A ‘Last Seder’ Worth Watching

The Arty Semite

By CURT SCHLEIER Published: December 6, 2012

The Last Seder is a powerful and haimish play that is sad yet uplifting, and true to contemporary times. The Price family is together for what is likely their last Passover Seder in their Rockaway home. The father, Marvin (Greg Mullavey), is suffering through the late stages of Alzheimer’s. He soils himself and doesn’t recognize his own family. The task of caring for him has fallen to his wife, Lily (Kathryn Kates), though that will soon change.

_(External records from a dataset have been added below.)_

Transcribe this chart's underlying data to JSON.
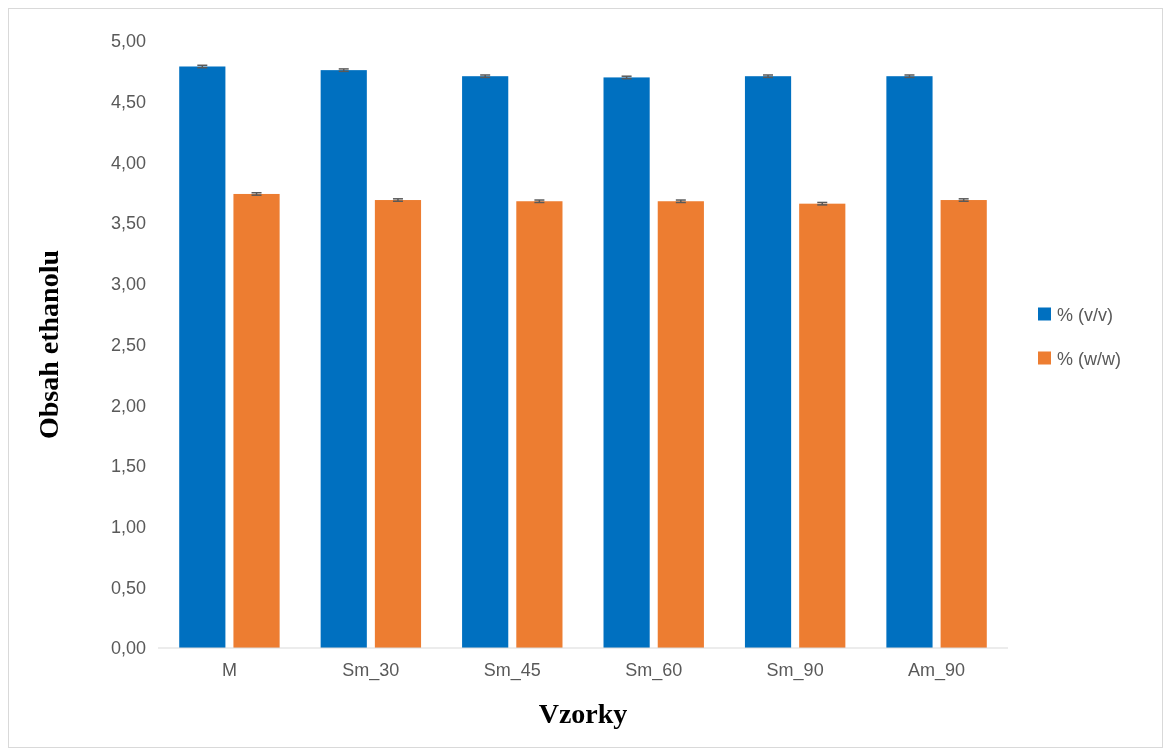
{
  "chart_data": {
    "type": "bar",
    "xlabel": "Vzorky",
    "ylabel": "Obsah ethanolu",
    "categories": [
      "M",
      "Sm_30",
      "Sm_45",
      "Sm_60",
      "Sm_90",
      "Am_90"
    ],
    "series": [
      {
        "name": "% (v/v)",
        "color": "#0070c0",
        "values": [
          4.79,
          4.76,
          4.71,
          4.7,
          4.71,
          4.71
        ],
        "errors": [
          0.01,
          0.01,
          0.01,
          0.01,
          0.01,
          0.01
        ]
      },
      {
        "name": "% (w/w)",
        "color": "#ed7d31",
        "values": [
          3.74,
          3.69,
          3.68,
          3.68,
          3.66,
          3.69
        ],
        "errors": [
          0.01,
          0.01,
          0.01,
          0.01,
          0.01,
          0.01
        ]
      }
    ],
    "ylim": [
      0,
      5
    ],
    "yticks": [
      {
        "value": 0,
        "label": "0,00"
      },
      {
        "value": 0.5,
        "label": "0,50"
      },
      {
        "value": 1,
        "label": "1,00"
      },
      {
        "value": 1.5,
        "label": "1,50"
      },
      {
        "value": 2,
        "label": "2,00"
      },
      {
        "value": 2.5,
        "label": "2,50"
      },
      {
        "value": 3,
        "label": "3,00"
      },
      {
        "value": 3.5,
        "label": "3,50"
      },
      {
        "value": 4,
        "label": "4,00"
      },
      {
        "value": 4.5,
        "label": "4,50"
      },
      {
        "value": 5,
        "label": "5,00"
      }
    ],
    "grid": false,
    "legend": "right"
  }
}
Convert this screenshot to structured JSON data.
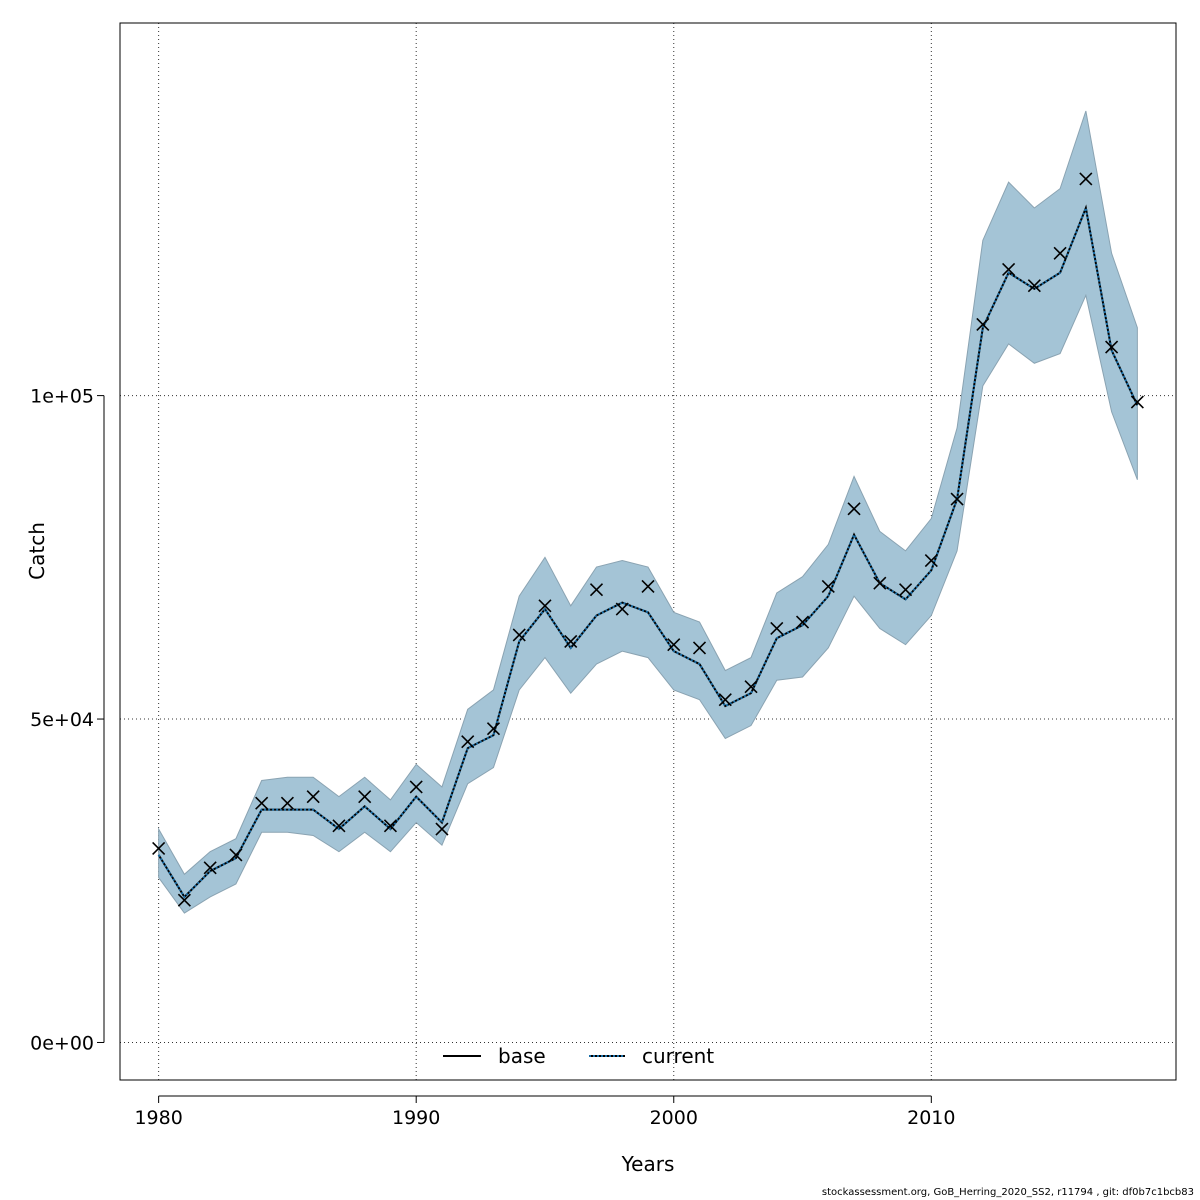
{
  "chart_data": {
    "type": "line",
    "xlabel": "Years",
    "ylabel": "Catch",
    "xlim": [
      1978.5,
      2019.5
    ],
    "ylim": [
      -5800,
      157600
    ],
    "x_ticks": [
      1980,
      1990,
      2000,
      2010
    ],
    "x_tick_labels": [
      "1980",
      "1990",
      "2000",
      "2010"
    ],
    "y_ticks": [
      0,
      50000,
      100000
    ],
    "y_tick_labels": [
      "0e+00",
      "5e+04",
      "1e+05"
    ],
    "grid": true,
    "legend_position": "bottom",
    "colors": {
      "band_fill": "#a4c4d6",
      "band_stroke": "#8aa3b2",
      "current_line": "#000000",
      "current_line_dots": "#1a6fa8",
      "base_line": "#000000",
      "observed_marker": "#000000",
      "grid": "#333333"
    },
    "x": [
      1980,
      1981,
      1982,
      1983,
      1984,
      1985,
      1986,
      1987,
      1988,
      1989,
      1990,
      1991,
      1992,
      1993,
      1994,
      1995,
      1996,
      1997,
      1998,
      1999,
      2000,
      2001,
      2002,
      2003,
      2004,
      2005,
      2006,
      2007,
      2008,
      2009,
      2010,
      2011,
      2012,
      2013,
      2014,
      2015,
      2016,
      2017,
      2018
    ],
    "observed": [
      30000,
      22000,
      27000,
      29000,
      37000,
      37000,
      38000,
      33500,
      38000,
      33500,
      39500,
      33000,
      46500,
      48500,
      63000,
      67500,
      62000,
      70000,
      67000,
      70500,
      61500,
      61000,
      53000,
      55000,
      64000,
      65000,
      70500,
      82500,
      71000,
      70000,
      74500,
      84000,
      111000,
      119500,
      117000,
      122000,
      133500,
      107500,
      99000
    ],
    "series": [
      {
        "name": "base",
        "values": [
          29000,
          22500,
          26500,
          28500,
          36000,
          36000,
          36000,
          33000,
          36500,
          33000,
          38000,
          34000,
          45500,
          47500,
          62000,
          67000,
          61000,
          66000,
          68000,
          66500,
          60500,
          58500,
          52000,
          54000,
          62500,
          64500,
          69000,
          78500,
          71000,
          68500,
          73000,
          84000,
          110500,
          119000,
          116500,
          119000,
          129000,
          107000,
          98500
        ]
      },
      {
        "name": "current",
        "values": [
          29000,
          22500,
          26500,
          28500,
          36000,
          36000,
          36000,
          33000,
          36500,
          33000,
          38000,
          34000,
          45500,
          47500,
          62000,
          67000,
          61000,
          66000,
          68000,
          66500,
          60500,
          58500,
          52000,
          54000,
          62500,
          64500,
          69000,
          78500,
          71000,
          68500,
          73000,
          84000,
          110500,
          119000,
          116500,
          119000,
          129000,
          107000,
          98500
        ]
      }
    ],
    "band_upper": [
      33000,
      26000,
      29500,
      31500,
      40500,
      41000,
      41000,
      38000,
      41000,
      37500,
      43000,
      39500,
      51500,
      54500,
      69000,
      75000,
      67500,
      73500,
      74500,
      73500,
      66500,
      65000,
      57500,
      59500,
      69500,
      72000,
      77000,
      87500,
      79000,
      76000,
      81000,
      95000,
      124000,
      133000,
      129000,
      132000,
      144000,
      122000,
      110500
    ],
    "band_lower": [
      25500,
      20000,
      22500,
      24500,
      32500,
      32500,
      32000,
      29500,
      32500,
      29500,
      34000,
      30500,
      40000,
      42500,
      54500,
      59500,
      54000,
      58500,
      60500,
      59500,
      54500,
      53000,
      47000,
      49000,
      56000,
      56500,
      61000,
      69000,
      64000,
      61500,
      66000,
      76000,
      101500,
      108000,
      105000,
      106500,
      115500,
      97500,
      87000
    ]
  },
  "legend": {
    "entries": [
      {
        "label": "base",
        "style": "solid"
      },
      {
        "label": "current",
        "style": "dotted"
      }
    ]
  },
  "footer": {
    "text": "stockassessment.org, GoB_Herring_2020_SS2, r11794 , git: df0b7c1bcb83"
  }
}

The house is up for sale, and the proceeds will go to pay for Marvin’s nursing home. Because it’s been so difficult a year for Lily, the usual, large Seder with extended family has been cancelled. Only the four Price daughters and their guests are invited.

But, as with any family gathering, everyone also brings along their meshugas. Daughter Claire (Abigail Rose Solomon) is accompanied by her frustrated fiancé, Jon (Eric T. Miller). They’ve talked about marriage and children forever, it seems, but every time he wants to take a step forward she takes two steps back. The youngest child, Angel (Natalie Kuhn), is a hippie who has been on the road and believes she is on the same psychic wavelength as the African-American love of her life, Luke (Andy Lucien). Julia (Sarah Winkler), a pregnant psychologist who analyzes everyone, is accompanied by Jane (Melisa Breiner-Sanders), her significant other, who is not Jewish. And Michele (Gaby Hoffman) opens the play in Penn Station picking up a stranger, Jon (Eric T. Miller), to pose as her Jewish boyfriend. Even the indefatigable Lily has a secret. She’s been seeking solace and keeping time with Harold (John Michalski), the widower next door.

On the surface, it seems that Marvin and Lily were good parents, accepting of their children’s decisions and peccadilloes. This family seems filled with love and respect. But at this moment it appears their relationships likely will implode — unless there is a Passover miracle.